Poi il raggiungimento con la sua Inter al termine della scorsa stagione della qualificazione in Champions League, agguantata a suon di gol decisivi che hanno messo fine a quella che per i nerazzurri cominciava quasi a sembrare una maledizione. O il nuovo corso della nazionale argentina guidato dal tecnico ad interim Lione Scaloni, per il quale Icardi rappresenta una delle pedine chiave per la buona riuscita del ricambio generazionale che la federazione è costretta ad affrontare.

E ancora il debutto nella sopracitata coppa dei campioni, arrivato a ben 25 anni. Una situazione che ha quasi dell’assurdo se messa in confronto con i numeri che è stato capace di totalizzare negli ultimi anni, ma che ha onorato come meglio non poteva giocando da leader vero e andando a segno quattro volte nella sfortunata fase a gironi affrontata dai nerazzurri. Che ha se non altro evidenziato, qualora ce ne fosse stato bisogno, che Icardi sa essere decisivo anche contro le squadre migliori del mondo.

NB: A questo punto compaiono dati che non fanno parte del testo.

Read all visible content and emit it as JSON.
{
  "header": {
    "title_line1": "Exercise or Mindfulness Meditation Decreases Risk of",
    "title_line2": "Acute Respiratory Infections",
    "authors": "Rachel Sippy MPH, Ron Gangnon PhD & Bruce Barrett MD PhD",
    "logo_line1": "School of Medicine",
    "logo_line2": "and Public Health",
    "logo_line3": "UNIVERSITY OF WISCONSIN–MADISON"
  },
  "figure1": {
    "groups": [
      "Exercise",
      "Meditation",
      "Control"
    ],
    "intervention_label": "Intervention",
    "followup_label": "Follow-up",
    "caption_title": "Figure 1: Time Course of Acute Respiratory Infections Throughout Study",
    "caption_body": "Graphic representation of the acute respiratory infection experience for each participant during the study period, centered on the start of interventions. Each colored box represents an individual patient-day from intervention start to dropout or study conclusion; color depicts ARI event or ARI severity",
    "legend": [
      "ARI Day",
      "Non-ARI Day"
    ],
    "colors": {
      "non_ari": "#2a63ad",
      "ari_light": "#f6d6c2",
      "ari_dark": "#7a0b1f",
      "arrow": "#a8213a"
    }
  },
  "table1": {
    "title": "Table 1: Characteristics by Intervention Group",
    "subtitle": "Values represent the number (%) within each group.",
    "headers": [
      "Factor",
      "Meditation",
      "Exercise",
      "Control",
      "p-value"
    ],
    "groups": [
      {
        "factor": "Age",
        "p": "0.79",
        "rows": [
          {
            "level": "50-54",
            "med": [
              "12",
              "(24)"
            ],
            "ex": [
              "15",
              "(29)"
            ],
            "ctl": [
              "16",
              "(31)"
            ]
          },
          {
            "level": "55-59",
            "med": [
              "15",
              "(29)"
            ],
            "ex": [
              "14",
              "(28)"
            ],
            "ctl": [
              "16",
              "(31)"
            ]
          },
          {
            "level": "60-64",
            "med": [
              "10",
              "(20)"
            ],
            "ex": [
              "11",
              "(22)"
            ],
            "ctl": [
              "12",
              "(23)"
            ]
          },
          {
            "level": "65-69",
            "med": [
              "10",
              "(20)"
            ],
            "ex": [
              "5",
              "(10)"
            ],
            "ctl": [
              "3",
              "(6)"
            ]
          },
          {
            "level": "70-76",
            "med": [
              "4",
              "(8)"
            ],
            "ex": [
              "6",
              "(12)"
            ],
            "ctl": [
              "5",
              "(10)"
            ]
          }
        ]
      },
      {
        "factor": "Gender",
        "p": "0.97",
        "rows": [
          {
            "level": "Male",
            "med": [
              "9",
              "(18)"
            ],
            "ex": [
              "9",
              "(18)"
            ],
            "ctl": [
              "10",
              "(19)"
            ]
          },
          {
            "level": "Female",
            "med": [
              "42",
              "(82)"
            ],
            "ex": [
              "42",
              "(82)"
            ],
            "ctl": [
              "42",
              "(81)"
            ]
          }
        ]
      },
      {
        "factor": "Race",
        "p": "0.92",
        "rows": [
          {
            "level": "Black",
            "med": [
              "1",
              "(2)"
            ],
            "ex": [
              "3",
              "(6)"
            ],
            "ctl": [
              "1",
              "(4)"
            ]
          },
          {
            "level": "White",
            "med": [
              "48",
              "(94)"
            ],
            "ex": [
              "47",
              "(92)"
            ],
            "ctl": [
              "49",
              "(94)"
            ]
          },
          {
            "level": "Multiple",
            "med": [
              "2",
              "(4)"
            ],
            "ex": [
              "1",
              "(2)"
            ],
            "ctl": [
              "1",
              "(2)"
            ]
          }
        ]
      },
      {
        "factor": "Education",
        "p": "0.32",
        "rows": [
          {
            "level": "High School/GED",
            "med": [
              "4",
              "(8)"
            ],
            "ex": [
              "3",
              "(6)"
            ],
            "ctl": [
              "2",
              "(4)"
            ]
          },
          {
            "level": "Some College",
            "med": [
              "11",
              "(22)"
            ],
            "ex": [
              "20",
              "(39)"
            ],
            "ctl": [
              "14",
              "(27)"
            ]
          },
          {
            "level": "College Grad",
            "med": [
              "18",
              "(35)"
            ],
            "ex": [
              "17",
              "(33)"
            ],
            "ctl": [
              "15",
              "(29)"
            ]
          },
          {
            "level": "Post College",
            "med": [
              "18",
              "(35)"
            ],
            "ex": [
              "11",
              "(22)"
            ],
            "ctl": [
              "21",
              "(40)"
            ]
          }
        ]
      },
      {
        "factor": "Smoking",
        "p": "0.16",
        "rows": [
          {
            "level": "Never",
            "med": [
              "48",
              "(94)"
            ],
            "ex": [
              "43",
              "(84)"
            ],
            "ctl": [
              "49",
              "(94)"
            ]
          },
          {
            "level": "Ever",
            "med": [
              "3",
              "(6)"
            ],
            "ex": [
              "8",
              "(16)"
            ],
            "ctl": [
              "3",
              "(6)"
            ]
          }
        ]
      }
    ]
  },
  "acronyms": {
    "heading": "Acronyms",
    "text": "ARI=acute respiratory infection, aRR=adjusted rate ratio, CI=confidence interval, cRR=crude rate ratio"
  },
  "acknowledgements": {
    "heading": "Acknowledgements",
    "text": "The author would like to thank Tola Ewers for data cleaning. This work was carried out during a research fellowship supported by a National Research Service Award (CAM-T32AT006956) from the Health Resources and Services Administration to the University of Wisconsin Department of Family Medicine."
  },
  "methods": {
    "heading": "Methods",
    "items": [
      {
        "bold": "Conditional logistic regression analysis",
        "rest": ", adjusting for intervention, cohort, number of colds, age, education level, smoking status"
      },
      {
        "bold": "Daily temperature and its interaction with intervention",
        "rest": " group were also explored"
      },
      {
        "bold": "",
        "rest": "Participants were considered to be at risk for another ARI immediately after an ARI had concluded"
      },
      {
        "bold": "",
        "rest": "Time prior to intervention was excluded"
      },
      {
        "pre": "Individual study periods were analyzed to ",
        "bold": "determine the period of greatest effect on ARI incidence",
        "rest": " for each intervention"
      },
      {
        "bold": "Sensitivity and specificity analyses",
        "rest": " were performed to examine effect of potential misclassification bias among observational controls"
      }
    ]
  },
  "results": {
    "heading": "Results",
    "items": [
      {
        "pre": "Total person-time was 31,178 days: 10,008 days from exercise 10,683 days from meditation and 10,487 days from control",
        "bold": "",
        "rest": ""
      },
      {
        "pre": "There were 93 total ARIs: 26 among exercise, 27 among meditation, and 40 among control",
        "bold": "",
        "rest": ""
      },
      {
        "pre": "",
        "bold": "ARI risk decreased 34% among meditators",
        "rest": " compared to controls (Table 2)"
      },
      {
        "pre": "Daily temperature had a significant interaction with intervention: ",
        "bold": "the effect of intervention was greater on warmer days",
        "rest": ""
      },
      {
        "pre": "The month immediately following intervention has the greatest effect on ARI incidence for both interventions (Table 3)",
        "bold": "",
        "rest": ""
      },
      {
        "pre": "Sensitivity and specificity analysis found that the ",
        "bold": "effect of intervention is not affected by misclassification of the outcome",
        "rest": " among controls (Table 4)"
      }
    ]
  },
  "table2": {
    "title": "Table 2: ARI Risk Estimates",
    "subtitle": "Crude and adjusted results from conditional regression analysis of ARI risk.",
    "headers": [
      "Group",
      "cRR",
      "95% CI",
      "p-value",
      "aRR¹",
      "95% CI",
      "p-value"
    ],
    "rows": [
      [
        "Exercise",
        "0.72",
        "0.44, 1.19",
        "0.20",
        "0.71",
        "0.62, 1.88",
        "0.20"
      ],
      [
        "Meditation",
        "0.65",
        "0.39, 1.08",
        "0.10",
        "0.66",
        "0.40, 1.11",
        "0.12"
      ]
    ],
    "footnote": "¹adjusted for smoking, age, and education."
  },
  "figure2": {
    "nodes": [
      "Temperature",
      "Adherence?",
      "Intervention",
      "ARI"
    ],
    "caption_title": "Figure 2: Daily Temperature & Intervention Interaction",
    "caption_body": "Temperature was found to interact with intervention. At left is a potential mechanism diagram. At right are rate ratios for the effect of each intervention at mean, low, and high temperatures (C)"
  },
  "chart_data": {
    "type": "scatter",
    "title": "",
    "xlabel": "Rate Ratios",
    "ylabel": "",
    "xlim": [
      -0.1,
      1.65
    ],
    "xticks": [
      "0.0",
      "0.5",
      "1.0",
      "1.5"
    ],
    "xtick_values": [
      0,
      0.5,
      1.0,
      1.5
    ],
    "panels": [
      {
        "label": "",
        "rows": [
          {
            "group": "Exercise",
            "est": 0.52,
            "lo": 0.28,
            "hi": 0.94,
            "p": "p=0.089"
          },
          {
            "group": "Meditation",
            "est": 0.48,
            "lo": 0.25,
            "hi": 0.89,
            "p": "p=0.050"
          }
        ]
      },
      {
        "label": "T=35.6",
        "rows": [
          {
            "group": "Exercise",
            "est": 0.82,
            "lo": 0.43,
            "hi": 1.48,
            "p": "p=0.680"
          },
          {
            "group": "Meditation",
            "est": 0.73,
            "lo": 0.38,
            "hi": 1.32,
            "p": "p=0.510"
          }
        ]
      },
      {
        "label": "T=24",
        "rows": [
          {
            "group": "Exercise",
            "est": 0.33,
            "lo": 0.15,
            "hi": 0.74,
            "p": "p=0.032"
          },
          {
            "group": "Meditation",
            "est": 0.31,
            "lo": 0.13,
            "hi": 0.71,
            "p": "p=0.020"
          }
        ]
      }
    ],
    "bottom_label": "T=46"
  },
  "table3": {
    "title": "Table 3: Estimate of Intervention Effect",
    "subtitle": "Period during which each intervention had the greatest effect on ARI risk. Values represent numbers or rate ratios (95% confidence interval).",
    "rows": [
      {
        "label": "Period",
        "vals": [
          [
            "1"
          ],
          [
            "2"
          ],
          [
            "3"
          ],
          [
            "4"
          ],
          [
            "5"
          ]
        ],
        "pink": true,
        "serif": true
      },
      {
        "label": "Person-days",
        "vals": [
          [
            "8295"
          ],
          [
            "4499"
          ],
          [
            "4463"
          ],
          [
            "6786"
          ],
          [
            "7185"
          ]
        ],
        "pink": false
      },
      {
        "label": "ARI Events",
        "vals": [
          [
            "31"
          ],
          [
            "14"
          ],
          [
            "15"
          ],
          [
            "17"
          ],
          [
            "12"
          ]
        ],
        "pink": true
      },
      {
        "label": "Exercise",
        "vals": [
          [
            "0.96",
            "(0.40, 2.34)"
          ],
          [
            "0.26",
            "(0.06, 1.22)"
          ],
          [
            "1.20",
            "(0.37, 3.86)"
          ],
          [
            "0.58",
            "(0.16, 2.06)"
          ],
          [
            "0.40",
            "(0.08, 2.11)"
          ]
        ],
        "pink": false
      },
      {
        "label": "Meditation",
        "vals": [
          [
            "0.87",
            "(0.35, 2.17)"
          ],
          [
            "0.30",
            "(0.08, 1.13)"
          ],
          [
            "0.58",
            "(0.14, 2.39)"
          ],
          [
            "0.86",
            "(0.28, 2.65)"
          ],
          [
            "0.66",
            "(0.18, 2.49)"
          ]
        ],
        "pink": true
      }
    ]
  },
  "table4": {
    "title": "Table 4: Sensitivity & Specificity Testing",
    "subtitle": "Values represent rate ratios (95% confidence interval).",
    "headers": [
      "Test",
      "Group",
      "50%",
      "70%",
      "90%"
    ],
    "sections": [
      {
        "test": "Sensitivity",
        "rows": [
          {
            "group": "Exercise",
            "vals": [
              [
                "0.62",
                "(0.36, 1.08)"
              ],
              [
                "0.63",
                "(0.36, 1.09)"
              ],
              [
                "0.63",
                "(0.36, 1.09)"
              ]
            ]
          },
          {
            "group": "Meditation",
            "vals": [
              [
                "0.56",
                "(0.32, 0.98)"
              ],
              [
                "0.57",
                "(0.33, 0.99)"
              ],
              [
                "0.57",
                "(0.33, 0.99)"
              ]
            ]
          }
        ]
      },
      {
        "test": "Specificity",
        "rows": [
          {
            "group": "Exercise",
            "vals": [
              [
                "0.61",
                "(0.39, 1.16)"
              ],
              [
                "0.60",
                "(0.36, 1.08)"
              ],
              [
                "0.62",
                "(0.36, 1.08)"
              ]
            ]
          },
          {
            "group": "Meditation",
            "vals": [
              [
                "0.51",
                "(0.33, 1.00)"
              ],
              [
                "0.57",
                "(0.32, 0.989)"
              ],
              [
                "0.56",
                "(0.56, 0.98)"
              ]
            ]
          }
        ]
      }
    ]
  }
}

E’ proprio da quest’ultimo aspetto che sarà importante ripartire nel nuovo anno: a dispetto di quanto lui stesso ha precedentemente detto in un’intervista rilasciata al Corriere dello Sport (“in questo sport conta fare gol. Si parla troppo spesso della mia partecipazione al gioco, che sarebbe scarsa, ma non mi importa di quello che si dice. Conosco un solo modo di aiutare i compagni e l’allenatore ed è quello di buttarla dentro”), alla sua prima esperienza nella massima competizione europea, contro squadre come Barcellona e Tottenham, Icardi ha dimostrato di poter essere molto di più di un semplice finalizzatore.

Ha dimostrato di poter aiutare la squadra a risalire velocemente il campo facendo a sportellate con i difensori avversari anche vicino alla metà campo, e di sapere giocare palla a terra  negli ultimi 20 metri in fase di rifinitura. I margini di miglioramento ci sono ancora, certo, ed è chiaro che quelle non saranno mai le sue abilità migliori. Però è quell’Icardi lì che può davvero trascinare l’Inter per fare l’ulteriore salto di qualità a cui, insieme alla squadra stessa, ha ancora bisogno di arrivare per battere i migliori.

Per un 2019 ancora più ricco di successi, Icardi dovrà saper insistere sull’integrazione all’interno del proprio gioco di quelle qualità che, insieme a un piglio da trascinatore più forte che mai, lo hanno fatto risplendere in Champions e nelle altre migliori partite di questa stagione, come il netto 3 a 0 su una Lazio battuta invece a fatica e grazie a episodi lo scorso maggio. La sua crescita va di pari passo con quella dell’Inter, e l’ideale per coronarla sarebbe sollevare da capitano un trofeo che da troppo tempo manca nella bacheca nerazzurra. Cominciando, perchè no, da quell’Europa League in cui i nerazzurri hanno promesso di arrivare fino in fondo dopo l’eliminazione in Champions.